Honda produces CR-Vs in the United Kingdom and Japan for worldwide markets, and as of 2007, North American CR-Vs are produced in East Liberty, Ohio. The CR-V is produced for the Chinese market by the Dongfeng Honda Automobile Company, a joint venture with Honda. Starting in fall 2007, North American CR-Vs will also be produced in Jalisco, Mexico in addition to the US, Japan, and Britain due to high demand. Honda executives considered making the CR-V as one of the first vehicles to be produced at Honda's new facility currently under construction in Greensburg, Indiana that will open in fall 2008; however, the facility will initially exclusively produce the Civic, which may free up space in East Liberty for CR-V production from the 2009 model year onward. Elsewhere, the CR-V is Honda's smallest SUV other than the related Element sold in the United States and Canada, and the HR-V sold in Europe. In size, the CR-V slots between the Element and Pilot.
Introduced in Japan in 1996, the CR-V was Honda's first in-house designed SUV and was originally intended to be a niche vehicle only. Honda was hesitant to market the vehicle, since many felt the car did not have potential to sell alongside the Honda Passport and to take over the role of Honda's entry-level SUV. In the United States, it was displayed for the first time at the 1996 Chicago Auto Show. Citing strong sales from the comparable Toyota RAV4 upon its release, the model was then brought stateside in February 1997. Shortly afterwards, CR-V sales outpaced those of the smaller RAV4, and the compact SUV has maintained strong sales and gained accolades ever since.
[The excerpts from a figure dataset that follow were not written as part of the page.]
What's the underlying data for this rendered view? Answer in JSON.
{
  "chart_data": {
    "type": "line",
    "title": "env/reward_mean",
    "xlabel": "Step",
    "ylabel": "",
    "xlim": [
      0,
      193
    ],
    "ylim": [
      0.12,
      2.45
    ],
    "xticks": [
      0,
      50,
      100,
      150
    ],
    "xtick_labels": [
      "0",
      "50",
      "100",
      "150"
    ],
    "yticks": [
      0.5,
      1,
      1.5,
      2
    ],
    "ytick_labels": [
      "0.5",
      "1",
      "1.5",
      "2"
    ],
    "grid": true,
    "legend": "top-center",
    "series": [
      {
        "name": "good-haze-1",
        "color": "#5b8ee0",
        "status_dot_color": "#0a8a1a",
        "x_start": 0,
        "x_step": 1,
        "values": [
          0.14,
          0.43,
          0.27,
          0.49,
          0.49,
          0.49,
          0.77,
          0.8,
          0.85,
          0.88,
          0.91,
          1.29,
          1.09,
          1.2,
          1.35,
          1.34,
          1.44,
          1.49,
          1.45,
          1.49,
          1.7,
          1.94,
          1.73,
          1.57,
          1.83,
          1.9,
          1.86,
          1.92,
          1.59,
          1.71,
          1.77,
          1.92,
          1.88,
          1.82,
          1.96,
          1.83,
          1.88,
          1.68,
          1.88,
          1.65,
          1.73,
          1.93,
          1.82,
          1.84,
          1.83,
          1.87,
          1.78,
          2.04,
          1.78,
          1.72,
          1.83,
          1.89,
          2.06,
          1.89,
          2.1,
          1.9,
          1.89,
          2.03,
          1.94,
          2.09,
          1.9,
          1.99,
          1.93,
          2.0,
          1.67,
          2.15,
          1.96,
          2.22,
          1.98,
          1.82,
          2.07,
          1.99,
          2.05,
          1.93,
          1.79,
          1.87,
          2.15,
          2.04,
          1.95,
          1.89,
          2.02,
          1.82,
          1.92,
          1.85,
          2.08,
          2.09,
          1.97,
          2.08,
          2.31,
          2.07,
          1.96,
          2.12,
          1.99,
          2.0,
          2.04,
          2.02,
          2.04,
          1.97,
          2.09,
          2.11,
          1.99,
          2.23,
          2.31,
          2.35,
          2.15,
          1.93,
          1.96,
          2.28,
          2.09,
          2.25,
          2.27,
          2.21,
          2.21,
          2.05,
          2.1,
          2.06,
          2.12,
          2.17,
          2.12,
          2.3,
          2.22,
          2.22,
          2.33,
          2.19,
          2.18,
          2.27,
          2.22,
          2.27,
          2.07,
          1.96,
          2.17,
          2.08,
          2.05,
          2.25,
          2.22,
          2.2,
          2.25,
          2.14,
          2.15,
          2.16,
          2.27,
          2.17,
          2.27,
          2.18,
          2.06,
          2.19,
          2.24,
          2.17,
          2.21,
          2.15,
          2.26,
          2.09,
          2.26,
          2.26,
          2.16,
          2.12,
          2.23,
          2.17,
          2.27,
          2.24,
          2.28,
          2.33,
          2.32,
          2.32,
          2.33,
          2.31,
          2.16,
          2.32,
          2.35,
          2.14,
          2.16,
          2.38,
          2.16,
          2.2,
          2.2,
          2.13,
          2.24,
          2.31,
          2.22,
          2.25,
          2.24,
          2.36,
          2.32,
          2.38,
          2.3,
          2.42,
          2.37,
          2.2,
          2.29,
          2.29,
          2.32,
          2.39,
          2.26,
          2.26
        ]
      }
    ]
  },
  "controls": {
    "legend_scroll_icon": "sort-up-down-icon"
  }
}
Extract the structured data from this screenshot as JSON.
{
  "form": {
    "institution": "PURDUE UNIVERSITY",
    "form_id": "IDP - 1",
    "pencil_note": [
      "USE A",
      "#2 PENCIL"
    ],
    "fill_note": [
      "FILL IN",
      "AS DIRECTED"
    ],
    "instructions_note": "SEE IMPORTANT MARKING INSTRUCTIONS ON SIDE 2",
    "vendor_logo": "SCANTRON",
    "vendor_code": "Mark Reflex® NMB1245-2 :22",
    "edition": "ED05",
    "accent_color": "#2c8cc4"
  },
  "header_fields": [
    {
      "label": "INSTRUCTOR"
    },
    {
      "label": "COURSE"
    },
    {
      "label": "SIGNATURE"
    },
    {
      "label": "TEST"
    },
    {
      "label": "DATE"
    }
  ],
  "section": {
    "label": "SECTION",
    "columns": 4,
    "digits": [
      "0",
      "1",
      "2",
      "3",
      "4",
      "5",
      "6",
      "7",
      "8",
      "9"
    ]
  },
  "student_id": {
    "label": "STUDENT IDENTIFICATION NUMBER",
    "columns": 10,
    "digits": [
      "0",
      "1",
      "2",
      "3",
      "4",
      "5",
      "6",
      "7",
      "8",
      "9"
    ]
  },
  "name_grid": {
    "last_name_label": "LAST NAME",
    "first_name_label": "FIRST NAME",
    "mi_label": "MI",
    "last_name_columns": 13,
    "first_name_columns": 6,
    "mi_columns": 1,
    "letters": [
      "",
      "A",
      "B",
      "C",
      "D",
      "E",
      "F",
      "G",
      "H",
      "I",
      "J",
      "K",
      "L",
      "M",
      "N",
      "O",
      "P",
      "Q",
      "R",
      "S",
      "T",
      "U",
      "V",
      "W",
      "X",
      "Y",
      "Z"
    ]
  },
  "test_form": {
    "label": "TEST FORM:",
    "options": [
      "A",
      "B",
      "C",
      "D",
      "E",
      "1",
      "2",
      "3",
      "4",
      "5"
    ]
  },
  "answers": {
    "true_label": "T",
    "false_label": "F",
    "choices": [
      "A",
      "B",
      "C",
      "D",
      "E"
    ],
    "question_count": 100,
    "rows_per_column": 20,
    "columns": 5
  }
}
The original CR-V's production lasted from 1996 to 2001. Upon introduction, the model had only one trim level, which would later be known as the LX model trim; it was powered by the 2.0L I4 B20B producing 126 hp (94 kW) and 133 ft·lb (180 N·m) of torque. Outer dimensions for this engine would be identical to the Integra's 1.8 L engine, but internally the engine had a larger 84mm bore to add the extra displacement needed to produce more torque. The engine utilized a one-piece cylinder sleeve construction unique from any other B-series engine due to overlapping combustion chambers. The chassis was a unibody design with a 4-wheel double wishbone suspension. Inside, the rear seats were able to fold down, and a picnic table was stowed in the rear floor area. A common external trait that was visible with this generation was plastic cladding covering the front bumper, rear bumper, and fender wells. In most countries, CR-Vs had a chrome grille; however, in the US, the grille was made out of the same black plastic as the bumpers. A major difference between the LX and EX trims was that the EX had anti-lock brakes and 15 inch alloy wheels while the LX did not. Drivetrain options were: front wheel drive or Honda's Real Time 4WD.